Lorsque nous étions ados, partir sur les chemins c’était comme pour Yves, à bicyclette. Nos copains ne s’appelaient pas Fernand, Firmin, Francis, Sébastien…et Paulette, mais Jean-Luc, Mano, Thierry, Ludo, Michel, Éric…et nous lorgnions tous sur les privilégiés qui possédaient le Graal : la bécane ! C’était une Peugeot 103, le plus souvent (certains avaient un Solex, qui est à Sancho ce que Rossinante est à Don Quichotte), qu’on entendait pétarader de loin, et qui avait comme atout principal un porte-bagage généreux qui permettait d’emmener quelqu’un – quelqu’une, le plus souvent. Simples cyclistes, nous regardions les jolies filles, rose aux joues, enfourcher l’arrière des mobs pour partir avec ces chevaliers de pacotille vers l’infini et au-delà, dans le petit nuage mauve caractéristique du moteur deux-temps.
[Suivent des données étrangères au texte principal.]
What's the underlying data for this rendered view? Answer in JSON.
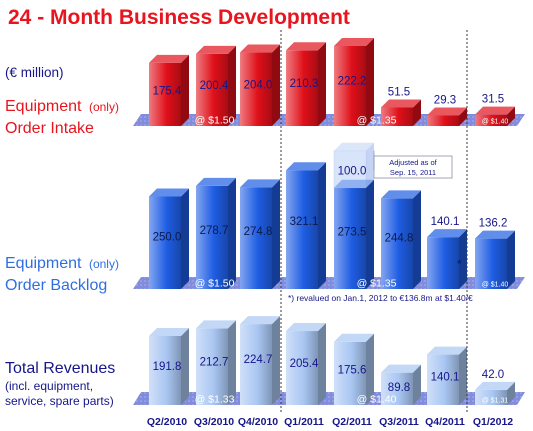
{
  "title": "24 - Month Business Development",
  "unit_label": "(€ million)",
  "colors": {
    "title": "#e8141e",
    "equipment_label": "#e8141e",
    "backlog_label": "#2f6fe0",
    "revenue_label": "#16168a",
    "red_bar": "#e0101a",
    "blue_bar": "#1f5de3",
    "light_blue_bar": "#a9c6f2",
    "band": "#6b78d6",
    "axis_labels": "#16168a"
  },
  "categories": [
    "Q2/2010",
    "Q3/2010",
    "Q4/2010",
    "Q1/2011",
    "Q2/2011",
    "Q3/2011",
    "Q4/2011",
    "Q1/2012"
  ],
  "chart_data": [
    {
      "type": "bar",
      "panel": "order_intake",
      "label_main": "Equipment",
      "label_qualifier": "(only)",
      "label_line2": "Order Intake",
      "categories": [
        "Q2/2010",
        "Q3/2010",
        "Q4/2010",
        "Q1/2011",
        "Q2/2011",
        "Q3/2011",
        "Q4/2011",
        "Q1/2012"
      ],
      "values": [
        175.4,
        200.4,
        204.0,
        210.3,
        222.2,
        51.5,
        29.3,
        31.5
      ],
      "value_labels": [
        "175.4",
        "200.4",
        "204.0",
        "210.3",
        "222.2",
        "51.5",
        "29.3",
        "31.5"
      ],
      "exchange_rates": [
        {
          "label": "@ $1.50",
          "from": 0,
          "to": 2
        },
        {
          "label": "@ $1.35",
          "from": 3,
          "to": 6
        },
        {
          "label": "@ $1.40",
          "from": 7,
          "to": 7
        }
      ]
    },
    {
      "type": "bar",
      "panel": "order_backlog",
      "label_main": "Equipment",
      "label_qualifier": "(only)",
      "label_line2": "Order Backlog",
      "categories": [
        "Q2/2010",
        "Q3/2010",
        "Q4/2010",
        "Q1/2011",
        "Q2/2011",
        "Q3/2011",
        "Q4/2011",
        "Q1/2012"
      ],
      "values": [
        250.0,
        278.7,
        274.8,
        321.1,
        273.5,
        244.8,
        140.1,
        136.2
      ],
      "value_labels": [
        "250.0",
        "278.7",
        "274.8",
        "321.1",
        "273.5",
        "244.8",
        "140.1",
        "136.2"
      ],
      "adjustment": {
        "category": "Q2/2011",
        "value": 100.0,
        "value_label": "100.0",
        "note": "Adjusted as of Sep. 15, 2011"
      },
      "asterisk_category": "Q4/2011",
      "footnote": "*) revalued on Jan.1, 2012 to €136.8m at $1.40/€",
      "exchange_rates": [
        {
          "label": "@ $1.50",
          "from": 0,
          "to": 2
        },
        {
          "label": "@ $1.35",
          "from": 3,
          "to": 6
        },
        {
          "label": "@ $1.40",
          "from": 7,
          "to": 7
        }
      ]
    },
    {
      "type": "bar",
      "panel": "total_revenues",
      "label_main": "Total Revenues",
      "label_sub1": "(incl. equipment,",
      "label_sub2": "service, spare parts)",
      "categories": [
        "Q2/2010",
        "Q3/2010",
        "Q4/2010",
        "Q1/2011",
        "Q2/2011",
        "Q3/2011",
        "Q4/2011",
        "Q1/2012"
      ],
      "values": [
        191.8,
        212.7,
        224.7,
        205.4,
        175.6,
        89.8,
        140.1,
        42.0
      ],
      "value_labels": [
        "191.8",
        "212.7",
        "224.7",
        "205.4",
        "175.6",
        "89.8",
        "140.1",
        "42.0"
      ],
      "exchange_rates": [
        {
          "label": "@ $1.33",
          "from": 0,
          "to": 2
        },
        {
          "label": "@ $1.40",
          "from": 3,
          "to": 6
        },
        {
          "label": "@ $1.31",
          "from": 7,
          "to": 7
        }
      ]
    }
  ]
}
La bécane, c’était super-romantique, la liberté totale sur 180km - plus 10km de réserve qu’il fallait libérer avec un petit robinet.

Presque cinquante ans plus tard, rien n’a changé, ou presque.

« J’sors la bécane », chante Yamê, « et j’sors de l’enfer sur un gros fer. » (1)

À regarder le clip de son tube, on voit bien que le « gros fer » est autrement plus charnu que les brêles des copains, mais ce qui frappe le plus, c’est la voix de cet élégant jeune homme, au presqu’opposé du cliché de mauvais garçon véhiculé par les Johnny ou autres bikers, chantres de cette mâle attitude qui, dit-on, fait se pâmer les filles. Probablement, #MeToo aura changé - même lentement - les choses, et ouvert aux hommes la possibilité d’une autre voix, oser s’offrir le tendre et se reconnaître dans une jeunesse parlant de romantisme, de décalage avec ce vieux monde. Finie l’image d’un seul rap rugueux, chantre d’une banlieue violente à laquelle on ne peut rien changer.  Le noir s’éclaire, se fait plus bleu, une atmosphère qui n’est pas sans rappeler la nostalgie du blues, et qui raccroche dans ses wagons une vieille dame souriante qui avait été écartée : la musique.

Car Yamê vient de la musique. Il revendique le jazz comme étant son premier chemin. Ses arrangements s’en ressentent : belles nappes polyphoniques, harmonies subtiles, et surtout cette voix ourlée, raffinée, capable de monter sotto voce sans jamais tomber dans la facilité de la performance. Tout pour la musique.  Et la musique pour le texte. Bien sûr, la rythmique fait partie du voyage, mais c’en est fini de son omniprésence animale. Ici, elle respire, elle accompagne le chanteur comme une subtile partenaire, toujours attentive, jamais inutile. Le flow de Yamê fait le reste, et son timbre unique est d’un rare enchantement. Il y a du Stromae chez ce poète, mais aussi une part de ces grandes voix du jazz de jadis : Ella, Billie…Subtil verbe (2) qui invoque l’invisible (3). Enfourcher la bécane pour une balade hors du temps.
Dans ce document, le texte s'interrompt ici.